April Scott of the Order of Eastern Star, a service organization aimed at helping kids, also saw dwindling finances.
"Especially our band scholarships and academic scholarships we've had to cut back and we want to get them going again because since there's two Elkhorn High Schools," she said. "We want to add to those so we can give a scholarship to each school."
Seventeen-year-olds Sam Moore and Justin Coco are teammates on Elkhorn's Legion baseball team.
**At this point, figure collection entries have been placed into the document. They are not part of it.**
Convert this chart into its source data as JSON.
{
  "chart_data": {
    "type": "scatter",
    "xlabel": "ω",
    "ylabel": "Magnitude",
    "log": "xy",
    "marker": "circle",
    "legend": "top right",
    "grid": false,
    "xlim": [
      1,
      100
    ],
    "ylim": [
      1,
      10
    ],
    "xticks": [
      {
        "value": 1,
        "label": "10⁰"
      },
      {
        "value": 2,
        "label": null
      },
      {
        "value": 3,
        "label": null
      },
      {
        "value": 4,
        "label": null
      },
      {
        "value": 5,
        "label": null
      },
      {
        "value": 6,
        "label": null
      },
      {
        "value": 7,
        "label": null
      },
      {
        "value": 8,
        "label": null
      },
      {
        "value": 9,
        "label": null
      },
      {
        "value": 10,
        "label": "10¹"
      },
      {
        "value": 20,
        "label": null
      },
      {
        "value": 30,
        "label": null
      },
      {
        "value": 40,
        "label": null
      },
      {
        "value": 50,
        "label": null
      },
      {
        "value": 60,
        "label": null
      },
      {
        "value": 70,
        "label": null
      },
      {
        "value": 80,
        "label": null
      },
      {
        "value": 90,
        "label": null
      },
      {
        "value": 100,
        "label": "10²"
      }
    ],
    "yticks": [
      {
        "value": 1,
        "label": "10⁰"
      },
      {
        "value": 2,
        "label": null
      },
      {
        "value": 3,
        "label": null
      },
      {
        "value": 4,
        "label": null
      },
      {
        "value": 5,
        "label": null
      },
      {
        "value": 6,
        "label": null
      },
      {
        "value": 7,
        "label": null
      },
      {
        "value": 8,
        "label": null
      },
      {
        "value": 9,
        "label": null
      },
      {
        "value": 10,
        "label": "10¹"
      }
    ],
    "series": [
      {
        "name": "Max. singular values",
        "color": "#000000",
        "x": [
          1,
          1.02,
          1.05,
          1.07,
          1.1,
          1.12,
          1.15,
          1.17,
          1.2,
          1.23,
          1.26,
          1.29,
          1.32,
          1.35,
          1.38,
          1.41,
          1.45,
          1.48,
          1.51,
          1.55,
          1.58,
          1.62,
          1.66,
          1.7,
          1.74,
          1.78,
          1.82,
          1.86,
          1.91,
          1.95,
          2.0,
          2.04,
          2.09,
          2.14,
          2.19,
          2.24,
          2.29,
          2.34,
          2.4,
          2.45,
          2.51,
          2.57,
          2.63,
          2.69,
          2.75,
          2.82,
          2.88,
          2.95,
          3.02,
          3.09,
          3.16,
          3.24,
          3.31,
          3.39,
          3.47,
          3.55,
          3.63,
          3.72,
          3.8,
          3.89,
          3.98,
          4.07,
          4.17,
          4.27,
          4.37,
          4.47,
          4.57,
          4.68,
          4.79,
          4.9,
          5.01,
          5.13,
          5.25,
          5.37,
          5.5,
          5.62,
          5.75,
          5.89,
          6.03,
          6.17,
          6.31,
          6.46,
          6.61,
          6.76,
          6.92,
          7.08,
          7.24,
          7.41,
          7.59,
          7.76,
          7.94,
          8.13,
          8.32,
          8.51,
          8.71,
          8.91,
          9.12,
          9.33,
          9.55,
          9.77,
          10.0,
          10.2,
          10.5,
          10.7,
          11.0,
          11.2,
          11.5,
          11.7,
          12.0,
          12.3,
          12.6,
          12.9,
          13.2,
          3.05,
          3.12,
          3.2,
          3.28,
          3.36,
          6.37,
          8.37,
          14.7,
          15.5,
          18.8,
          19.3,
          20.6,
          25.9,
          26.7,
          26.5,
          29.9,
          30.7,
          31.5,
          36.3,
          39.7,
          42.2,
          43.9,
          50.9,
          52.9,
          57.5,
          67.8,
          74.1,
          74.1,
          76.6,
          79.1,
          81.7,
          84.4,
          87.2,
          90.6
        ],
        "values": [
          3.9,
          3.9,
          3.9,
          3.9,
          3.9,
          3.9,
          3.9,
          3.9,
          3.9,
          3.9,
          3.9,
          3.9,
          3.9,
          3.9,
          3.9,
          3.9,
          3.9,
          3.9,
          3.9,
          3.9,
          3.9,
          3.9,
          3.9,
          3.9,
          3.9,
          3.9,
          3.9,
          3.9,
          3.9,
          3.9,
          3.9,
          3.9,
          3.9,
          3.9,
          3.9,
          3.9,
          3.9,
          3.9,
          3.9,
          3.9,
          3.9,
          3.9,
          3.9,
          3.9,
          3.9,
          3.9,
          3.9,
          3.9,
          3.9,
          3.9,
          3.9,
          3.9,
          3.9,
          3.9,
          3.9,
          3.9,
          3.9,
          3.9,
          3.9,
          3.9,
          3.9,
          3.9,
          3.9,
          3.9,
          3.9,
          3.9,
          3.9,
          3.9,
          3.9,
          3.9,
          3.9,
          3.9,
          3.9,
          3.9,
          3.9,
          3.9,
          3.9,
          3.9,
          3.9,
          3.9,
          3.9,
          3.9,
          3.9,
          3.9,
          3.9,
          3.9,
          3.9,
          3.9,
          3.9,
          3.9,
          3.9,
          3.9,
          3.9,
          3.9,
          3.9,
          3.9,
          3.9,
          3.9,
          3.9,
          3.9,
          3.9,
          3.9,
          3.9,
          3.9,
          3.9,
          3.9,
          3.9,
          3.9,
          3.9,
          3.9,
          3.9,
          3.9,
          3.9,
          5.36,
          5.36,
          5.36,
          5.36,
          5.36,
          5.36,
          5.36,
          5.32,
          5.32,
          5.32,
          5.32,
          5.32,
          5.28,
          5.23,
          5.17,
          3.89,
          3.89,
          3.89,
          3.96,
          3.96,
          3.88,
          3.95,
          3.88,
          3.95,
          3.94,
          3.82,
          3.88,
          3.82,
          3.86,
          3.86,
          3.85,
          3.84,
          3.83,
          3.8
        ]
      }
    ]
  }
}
They understand how fireworks sales directly benefits them.
"It's really important because it gives us something to do and it keeps us from getting really bored and keeps us active," Moore said.
"There's a lot of stuff that has to be paid for like field maintenance and everything and without these fireworks we wouldn't be able to pay for all that," Coco said.
Todd Beaumont could have bought fireworks anywhere but he chose to spend his money at the Elkhorn Legion's stand.
"I run the Elkhorn location Jensen Tire and Elkhorn is known as a pretty tight knit community and I just thought it was best to give back to the community I'm working in," he said.
Herrin said the return to Elkhorn has already proven profitable.
"We're doing better than we had some other years," he said.
Herrin said one problem he'd like to change in the Omaha city ordinance centers around being able to operate the fireworks stand every year.
Non-profit groups have to be awarded a permit annually by the city.
There's no guarantee a permit will be issued year after year.
Herrin said that could mean tying up money now for a stand next year that may not happen.